Teen constructs WTC site model of strong towers before attacks

8/14/2002
BY MARIA SPROW
BLADE STAFF WRITER
Chris King hopes to take his model of the World Trade Center site to New York Mayor Michael Bloomberg.
Chris King hopes to take his model of the World Trade Center site to New York Mayor Michael Bloomberg.

Though Chris King, 14, had never seen the World Trade Center, never been to New York City, and had never known any of the victims of the Sept. 11 terrorist attacks, he still wanted to remember the towers and the city as he had known them to be on Sept. 10: Tall, strong, and intact.

So he decided to build them.

“I was really upset, and I just wanted some way to remember the towers in my own way,” said Chris of Washington Township.

He got the idea to build models of the towers from a project he made for his aunt, Darlene Boyer, when he was 5 - a small log house crafted out of “skill” sticks, Popsicle stick-like boards with jigsaw puzzle-like cuts on both sides.

After hours upon hours of studying the towers and the site, watching videos, finding information off the Internet, and driving all around town for just the right supplies, he took that idea and transformed it into a 4-by-4-foot model of the 16-acre site where the seven World Trade Center buildings once stood.

The Twin Tower models are 110 sticks high and stand 5 feet tall. The other buildings on the site are also done to scale at 8, 9, and 47 sticks tall - one stick per floor. Chris glued all the sticks together for additional support, then sanded the glue down so it no longer shows.

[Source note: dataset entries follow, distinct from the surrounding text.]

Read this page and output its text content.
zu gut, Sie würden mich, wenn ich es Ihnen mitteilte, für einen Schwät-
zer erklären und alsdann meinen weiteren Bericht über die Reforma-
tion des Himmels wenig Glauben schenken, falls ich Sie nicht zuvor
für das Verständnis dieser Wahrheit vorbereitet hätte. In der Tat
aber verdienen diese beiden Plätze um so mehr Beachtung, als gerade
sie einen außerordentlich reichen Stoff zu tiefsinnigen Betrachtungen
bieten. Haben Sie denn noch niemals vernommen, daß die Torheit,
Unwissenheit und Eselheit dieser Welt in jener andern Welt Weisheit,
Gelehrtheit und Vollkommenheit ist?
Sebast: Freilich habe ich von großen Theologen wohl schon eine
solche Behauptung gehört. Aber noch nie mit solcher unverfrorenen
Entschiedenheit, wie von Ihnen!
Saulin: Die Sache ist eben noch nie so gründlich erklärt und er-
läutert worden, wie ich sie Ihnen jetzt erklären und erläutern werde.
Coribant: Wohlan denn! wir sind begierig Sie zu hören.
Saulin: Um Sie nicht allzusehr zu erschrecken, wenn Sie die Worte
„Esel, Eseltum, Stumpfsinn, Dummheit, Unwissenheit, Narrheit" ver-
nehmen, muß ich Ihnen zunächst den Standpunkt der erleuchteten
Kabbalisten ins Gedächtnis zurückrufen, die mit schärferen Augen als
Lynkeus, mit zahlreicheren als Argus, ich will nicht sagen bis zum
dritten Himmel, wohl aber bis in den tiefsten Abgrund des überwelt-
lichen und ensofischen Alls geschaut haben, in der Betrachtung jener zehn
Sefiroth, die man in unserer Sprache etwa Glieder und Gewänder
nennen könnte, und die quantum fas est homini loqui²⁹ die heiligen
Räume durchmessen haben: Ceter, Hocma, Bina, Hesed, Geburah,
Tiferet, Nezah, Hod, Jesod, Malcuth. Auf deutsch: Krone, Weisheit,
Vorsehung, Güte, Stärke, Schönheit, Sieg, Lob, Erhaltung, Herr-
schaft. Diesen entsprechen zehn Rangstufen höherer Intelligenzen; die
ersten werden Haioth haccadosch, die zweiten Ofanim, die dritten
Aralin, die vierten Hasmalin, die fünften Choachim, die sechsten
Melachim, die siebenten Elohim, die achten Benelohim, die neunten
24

Trees decorate the site, providing shade for the little people, about an inch tall, who stand on the ground, a reminder of “the way it was, people going to work and on with their everyday lives,” said Chris's mother, Gina King.

Lights placed inside the towers and the other buildings make the model seem even more alive and realistic. A poster meant to hang between the towers says ``even though the World Trade Center is gone now, there will always be two towers towering in the memory of every American.''

“I wish I could have been there to see it before it happened. My friend went there and went to the observation deck and he said it was pretty cool,” Chris said. “In my lifetime, something like this had never happened, and I never thought [it would], and then it did.”

He was at school when he found out what happened. An eighth-grader at Washington Junior High, Chris said he experienced a combination of feelings that day, which he could only describe as “weird.”

“People are evil, people can be really mean,” he said. “I knew a lot of people were going to be dead. Then when I saw the people jump from the windows in the towers, I cried.”

Now that the project is completed, Chris wants to send it to New York as a gift to Mayor Michael Bloomberg. The family is planning to make the drive before Sept. 11 in the hopes of staying in the city for the memorial festivities.

“It would be better off in New York than in a house,” Chris said.

If it does find its way to New York, the gift would be one of many sent to the city since the terrorist attacks. An official in the city's Office of Correspondence said the office has had “an overwhelming amount of gifts that have been sent - just beyond belief.”

The gifts consist of food, cards, posters, and personal music CDs containing patriotic songs. Many gifts are being sent to a church near the Ground Zero site, and others are being held until there is room to display them, the official said, adding that the city has received too many gifts for them all to be displayed.

Chris said he plans on making more World Trade Center site models in the future - one for himself and one for his aunt. But even after those are finished, the work will most likely go on.

“He wants to start the Pentagon,” his mom said. “Here we go again.”